Но имелся и побочный эффект. И вот он-то многим женам не так уж и нравился. На следующую ночь супругам не помогали никакие отговорки: «устала, голова болит, вообще плохо себя чувствую…» Муж вдруг вспоминал, кто в семье главный, и в такие часы не стоило женщинам перечить даже матерым подкаблучникам.

«Ты смотри, какая лебедь! Сегодня не хочу, вчера не хочу, никогда не хочу! Ишь, ты, недотрога! Зато я хочу! Забыла курица, кто в доме хозяин? – грозно вопрошал супруг, переполненный энергией, полученный от бачуринских пельменей. – Ничего! Сейчас, быстро поймешь, кто тут главный! Ну-ка, скидывай свои тряпки! Супружеские обязанности исполнять будешь!»

Учитывая такое действие директорского рецепта, местные хозяйки готовили их не часто и использовали с большой осторожностью.

Расставляя на скатерти тарелки с пельменями, блюдце с хлебом и графинчик водки с узким птичьим горлышком, официантка ухитрилась с десяток раз прикоснуться своими мягкими плечами к твердым телам мужчин. При этом вырез ее белой блузки постоянно находился у их глаз. Видимо, для того, чтобы у гостей «полигона» не оставалось ни малейших сомнений в качестве наиболее удачных частей ее тела. Мужчины как будто смотрели с удовольствием, но высказывать свое мнение вслух, как и положено серьезным людям, не спешили.

Накрыв столик, официантка немного задержалась, не теряя надежды что-нибудь услышать, однако не дождалась. Но, как женщина опытная и умная, выпускать недовольство на свое широкое лицо не стала, а напротив, улыбнулась и величаво отплыла к стойке.

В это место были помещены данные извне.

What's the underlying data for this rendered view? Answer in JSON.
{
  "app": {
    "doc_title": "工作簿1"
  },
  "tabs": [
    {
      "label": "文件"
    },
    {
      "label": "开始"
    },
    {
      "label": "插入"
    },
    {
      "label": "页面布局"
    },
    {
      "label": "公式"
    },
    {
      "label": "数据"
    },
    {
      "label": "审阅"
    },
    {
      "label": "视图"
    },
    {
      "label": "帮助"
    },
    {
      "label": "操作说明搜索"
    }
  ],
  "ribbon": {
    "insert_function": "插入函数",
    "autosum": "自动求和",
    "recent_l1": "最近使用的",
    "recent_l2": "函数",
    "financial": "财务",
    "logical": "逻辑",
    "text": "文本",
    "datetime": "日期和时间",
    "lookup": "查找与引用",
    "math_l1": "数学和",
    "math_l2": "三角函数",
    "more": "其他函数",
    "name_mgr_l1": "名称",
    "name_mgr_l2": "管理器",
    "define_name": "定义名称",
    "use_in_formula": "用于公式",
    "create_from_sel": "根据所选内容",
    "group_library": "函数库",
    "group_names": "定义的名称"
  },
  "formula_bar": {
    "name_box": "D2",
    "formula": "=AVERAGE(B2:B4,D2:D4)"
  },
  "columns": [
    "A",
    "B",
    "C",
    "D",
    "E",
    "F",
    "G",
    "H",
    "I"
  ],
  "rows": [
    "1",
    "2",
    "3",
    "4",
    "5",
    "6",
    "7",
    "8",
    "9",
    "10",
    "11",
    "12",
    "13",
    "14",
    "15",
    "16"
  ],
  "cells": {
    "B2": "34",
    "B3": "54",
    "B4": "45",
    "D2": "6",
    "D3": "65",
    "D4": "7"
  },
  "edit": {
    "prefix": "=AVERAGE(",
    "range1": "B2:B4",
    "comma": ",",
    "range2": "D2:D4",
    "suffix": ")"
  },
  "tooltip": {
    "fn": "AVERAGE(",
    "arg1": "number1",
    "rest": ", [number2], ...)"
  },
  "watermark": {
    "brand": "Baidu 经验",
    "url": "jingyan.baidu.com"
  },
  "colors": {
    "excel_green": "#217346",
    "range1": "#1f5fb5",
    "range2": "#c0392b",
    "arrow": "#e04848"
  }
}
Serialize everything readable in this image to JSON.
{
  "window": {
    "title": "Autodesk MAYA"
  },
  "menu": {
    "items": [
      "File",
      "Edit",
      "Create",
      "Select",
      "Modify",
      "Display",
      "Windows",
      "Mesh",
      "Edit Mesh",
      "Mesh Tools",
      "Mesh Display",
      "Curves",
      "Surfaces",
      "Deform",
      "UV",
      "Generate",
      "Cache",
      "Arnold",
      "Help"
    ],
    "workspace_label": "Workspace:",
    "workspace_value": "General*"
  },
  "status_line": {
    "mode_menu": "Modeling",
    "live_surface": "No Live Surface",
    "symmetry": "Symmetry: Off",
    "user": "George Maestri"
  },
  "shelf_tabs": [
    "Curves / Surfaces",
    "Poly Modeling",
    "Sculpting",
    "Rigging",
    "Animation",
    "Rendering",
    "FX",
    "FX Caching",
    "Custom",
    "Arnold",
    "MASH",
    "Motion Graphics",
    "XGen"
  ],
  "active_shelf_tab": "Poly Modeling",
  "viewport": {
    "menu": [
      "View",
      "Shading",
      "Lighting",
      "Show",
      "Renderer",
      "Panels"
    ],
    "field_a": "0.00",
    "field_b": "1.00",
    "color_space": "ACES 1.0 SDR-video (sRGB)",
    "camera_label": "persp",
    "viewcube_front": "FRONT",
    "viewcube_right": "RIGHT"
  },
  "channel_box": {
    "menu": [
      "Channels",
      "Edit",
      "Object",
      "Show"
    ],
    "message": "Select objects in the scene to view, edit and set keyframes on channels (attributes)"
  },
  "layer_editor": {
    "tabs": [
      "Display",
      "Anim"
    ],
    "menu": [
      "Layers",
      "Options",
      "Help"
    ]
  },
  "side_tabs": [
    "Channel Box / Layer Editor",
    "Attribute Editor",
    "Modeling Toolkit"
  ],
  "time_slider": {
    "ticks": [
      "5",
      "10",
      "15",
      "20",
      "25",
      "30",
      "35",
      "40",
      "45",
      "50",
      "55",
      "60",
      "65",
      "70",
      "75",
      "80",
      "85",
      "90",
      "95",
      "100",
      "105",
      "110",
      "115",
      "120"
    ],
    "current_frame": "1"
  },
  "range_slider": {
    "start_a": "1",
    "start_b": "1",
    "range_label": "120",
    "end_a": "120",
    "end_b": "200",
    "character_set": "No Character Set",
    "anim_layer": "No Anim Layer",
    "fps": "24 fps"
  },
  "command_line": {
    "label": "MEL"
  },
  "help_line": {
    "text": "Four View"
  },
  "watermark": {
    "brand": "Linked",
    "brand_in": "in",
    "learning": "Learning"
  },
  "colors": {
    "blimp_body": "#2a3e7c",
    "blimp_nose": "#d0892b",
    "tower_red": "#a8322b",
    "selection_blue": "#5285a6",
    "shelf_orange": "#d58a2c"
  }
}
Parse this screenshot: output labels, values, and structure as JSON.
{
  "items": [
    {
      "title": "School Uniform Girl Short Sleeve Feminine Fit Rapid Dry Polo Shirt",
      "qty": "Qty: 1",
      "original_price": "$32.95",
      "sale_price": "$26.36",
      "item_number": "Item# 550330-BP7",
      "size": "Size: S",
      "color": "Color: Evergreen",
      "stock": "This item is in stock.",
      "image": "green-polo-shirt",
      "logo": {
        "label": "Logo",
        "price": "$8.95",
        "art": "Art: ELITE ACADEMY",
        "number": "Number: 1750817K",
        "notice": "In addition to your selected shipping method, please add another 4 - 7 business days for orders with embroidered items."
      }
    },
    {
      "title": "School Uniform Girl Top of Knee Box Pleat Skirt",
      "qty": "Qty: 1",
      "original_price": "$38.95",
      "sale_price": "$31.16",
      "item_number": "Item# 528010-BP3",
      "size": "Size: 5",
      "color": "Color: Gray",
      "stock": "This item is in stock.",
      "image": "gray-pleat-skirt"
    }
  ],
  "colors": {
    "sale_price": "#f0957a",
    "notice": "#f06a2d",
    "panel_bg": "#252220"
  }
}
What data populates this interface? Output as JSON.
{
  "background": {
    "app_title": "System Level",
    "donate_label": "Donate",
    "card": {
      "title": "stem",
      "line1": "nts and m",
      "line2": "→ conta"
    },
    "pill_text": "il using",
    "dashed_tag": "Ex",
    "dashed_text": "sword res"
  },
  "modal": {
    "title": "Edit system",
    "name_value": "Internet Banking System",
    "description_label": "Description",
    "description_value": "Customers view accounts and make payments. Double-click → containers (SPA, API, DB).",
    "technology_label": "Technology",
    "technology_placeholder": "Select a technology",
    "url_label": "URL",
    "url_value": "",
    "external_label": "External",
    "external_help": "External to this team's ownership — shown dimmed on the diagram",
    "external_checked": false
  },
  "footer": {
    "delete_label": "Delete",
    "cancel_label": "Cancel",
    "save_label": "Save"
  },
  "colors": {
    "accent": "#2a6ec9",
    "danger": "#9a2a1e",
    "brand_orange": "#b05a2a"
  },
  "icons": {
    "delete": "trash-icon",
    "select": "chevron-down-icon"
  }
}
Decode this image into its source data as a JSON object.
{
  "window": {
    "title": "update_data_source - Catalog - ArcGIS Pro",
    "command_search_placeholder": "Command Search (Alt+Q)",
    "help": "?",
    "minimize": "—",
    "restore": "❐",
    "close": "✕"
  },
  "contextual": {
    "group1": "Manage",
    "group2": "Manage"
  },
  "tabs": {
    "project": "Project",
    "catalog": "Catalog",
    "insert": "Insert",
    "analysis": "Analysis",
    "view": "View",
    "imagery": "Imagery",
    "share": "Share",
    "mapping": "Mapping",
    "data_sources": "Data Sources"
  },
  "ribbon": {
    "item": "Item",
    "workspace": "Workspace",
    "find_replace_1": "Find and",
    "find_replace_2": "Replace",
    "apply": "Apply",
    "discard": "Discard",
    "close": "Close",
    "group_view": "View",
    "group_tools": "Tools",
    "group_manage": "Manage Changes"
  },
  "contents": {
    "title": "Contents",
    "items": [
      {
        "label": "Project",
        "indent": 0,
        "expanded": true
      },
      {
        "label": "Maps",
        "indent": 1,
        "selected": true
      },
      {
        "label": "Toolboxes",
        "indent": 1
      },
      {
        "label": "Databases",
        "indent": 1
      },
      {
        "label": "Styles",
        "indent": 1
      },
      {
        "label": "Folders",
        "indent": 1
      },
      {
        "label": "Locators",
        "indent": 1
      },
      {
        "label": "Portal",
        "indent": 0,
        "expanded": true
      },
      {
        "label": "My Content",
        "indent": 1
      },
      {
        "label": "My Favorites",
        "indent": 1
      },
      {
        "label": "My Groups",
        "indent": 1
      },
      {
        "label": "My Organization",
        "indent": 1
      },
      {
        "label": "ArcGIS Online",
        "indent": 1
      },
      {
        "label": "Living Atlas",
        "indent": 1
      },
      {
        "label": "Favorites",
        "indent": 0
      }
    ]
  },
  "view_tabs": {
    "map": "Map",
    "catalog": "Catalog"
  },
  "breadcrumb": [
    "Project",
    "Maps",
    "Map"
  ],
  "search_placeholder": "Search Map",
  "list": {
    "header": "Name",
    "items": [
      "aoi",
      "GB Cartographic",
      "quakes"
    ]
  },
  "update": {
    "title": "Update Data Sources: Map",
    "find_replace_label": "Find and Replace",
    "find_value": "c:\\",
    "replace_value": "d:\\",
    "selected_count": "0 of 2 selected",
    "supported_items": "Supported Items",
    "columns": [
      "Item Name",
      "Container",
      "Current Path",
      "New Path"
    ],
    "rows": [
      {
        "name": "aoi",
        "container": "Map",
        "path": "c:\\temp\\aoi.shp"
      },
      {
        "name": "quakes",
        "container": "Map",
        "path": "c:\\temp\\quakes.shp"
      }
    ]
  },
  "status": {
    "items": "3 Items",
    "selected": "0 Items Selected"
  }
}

Мужчины проводили ее внимательными взглядами и приступили к трапезе.

Топталов, не торопясь, со вкусом выпил полную рюмку. Во время этого действа мизинец он держал оттопыренным в сторону, что в кругах старых заводчан считалось признаком человека культурного и умеющего пожить. Вернув рюмку на скатерть, Тима с наслаждением выдохнул, соорудив из узких губ букву «О». И сразу его наждачное лицо помягчело.